Kernel-based Assembly (JIT-Friendly)#

This tutorial shows how to assemble using explicit, JIT-compiled element kernels. The idea is to separate:

  • element kernels (what gets JIT-compiled), and

  • assembly (scatter into global vectors/matrices).

This makes the JIT boundary visible and reusable.

Core idea#

make_element_*_kernel returns a JIT-compiled function that operates per element. You can pass that kernel to space.assemble_*.

The kernel must return the integrated element contribution (not the integrand). By contrast, a form (form(ctx, params)) returns the per-quadrature integrand, and the assembler applies wJ and sums over quadrature points. If you pass an untagged raw kernel to space.assemble with kind=, FluxFEM emits a one-time warning; prefer tagging with @ff.kernel.

import fluxfem as ff
import jax
import jax.numpy as jnp

mesh = ff.StructuredHexBox(nx=2, ny=1, nz=1, lx=1.0, ly=1.0, lz=1.0).build()
space = ff.make_hex_space(mesh, dim=1, intorder=2)

# bilinear: kernel(ctx) -> (n_ldofs, n_ldofs)
ker_K = ff.make_element_bilinear_kernel(ff.diffusion_form, 1.0, jit=True)
K = space.assemble(ff.diffusion_form, 1.0, kernel=ker_K)

# linear: kernel(ctx) -> (n_ldofs,)
def linear_kernel(ctx):
    integrand = ff.scalar_body_force_form(ctx, 2.0)
    wJ = ctx.w * ctx.test.detJ
    return (integrand * wJ[:, None]).sum(axis=0)

ker_F = jax.jit(linear_kernel)
F = space.assemble(ff.scalar_body_force_form, 2.0, kernel=ker_F)

You can also use the unified entry point for all kernel kinds:

# bilinear: kernel(ctx) -> (n_ldofs, n_ldofs)
ker_K = ff.make_element_kernel(ff.diffusion_form, 1.0, kind="bilinear")
K = space.assemble(ff.diffusion_form, 1.0, kernel=ker_K)

# linear: kernel(ctx) -> (n_ldofs,)
ker_F = ff.make_element_kernel(ff.scalar_body_force_form, 2.0, kind="linear")
F = space.assemble(ff.scalar_body_force_form, 2.0, kernel=ker_F)

# residual: kernel(ctx, u_elem) -> (n_ldofs,)
ker_R = ff.make_element_kernel(res_form, params, kind="residual")
R = space.assemble_residual(res_form, u, params, kernel=ker_R)

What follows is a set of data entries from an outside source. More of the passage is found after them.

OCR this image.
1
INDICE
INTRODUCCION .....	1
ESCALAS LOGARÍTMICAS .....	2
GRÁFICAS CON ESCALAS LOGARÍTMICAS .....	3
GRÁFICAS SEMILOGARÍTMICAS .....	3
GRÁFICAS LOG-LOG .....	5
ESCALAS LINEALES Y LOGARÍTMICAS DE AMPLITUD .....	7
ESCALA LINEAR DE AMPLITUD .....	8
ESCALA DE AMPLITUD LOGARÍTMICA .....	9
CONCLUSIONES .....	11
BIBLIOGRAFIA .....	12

# jacobian: kernel(u_elem, ctx) -> (n_ldofs, n_ldofs)
ker_J = ff.make_element_kernel(res_form, params, kind="jacobian")
J = space.assemble_jacobian(res_form, u, params, kernel=ker_J)
J_dense = J.to_dense()

Using compiled DSL forms#

The kernel helpers also work with weak-form DSL objects as long as you pass the compiled form (get_compiled()).

import fluxfem as ff
import fluxfem.helpers_wf as h_wf

form_wf = ff.BilinearForm.volume(
    lambda u, v, p: p.kappa * (v.grad @ u.grad) * h_wf.dOmega()
).get_compiled()

params = ff.Params(kappa=1.0)
ker = ff.make_element_bilinear_kernel(form_wf, params, jit=True)
K = space.assemble(form_wf, params, kernel=ker)

Residual and Jacobian#

Residual kernels take (ctx, u_elem), while Jacobian kernels take (u_elem, ctx) to match JAX’s jacrev convention.

def simple_residual(ctx, u_elem, _params):
    # Return integrand only; assembly applies wJ and sums.
    return jnp.broadcast_to(u_elem, (ctx.w.shape[0], u_elem.shape[0]))

u = jnp.zeros(space.n_dofs)
ker_R = ff.make_element_residual_kernel(simple_residual, params=None)
ker_J = ff.make_element_jacobian_kernel(simple_residual, params=None)

R = space.assemble_residual(simple_residual, u, params=None, kernel=ker_R)
J = space.assemble_jacobian(simple_residual, u, params=None, kernel=ker_J)
J_dense = J.to_dense()

Notes#

  • The kernel controls JIT compilation. If shapes are stable, the compiled code is reused across calls.

  • You can combine this with chunked assembly (policy=ff.AssemblyPolicy.chunked(...)) to stabilize compilation when the last chunk is smaller.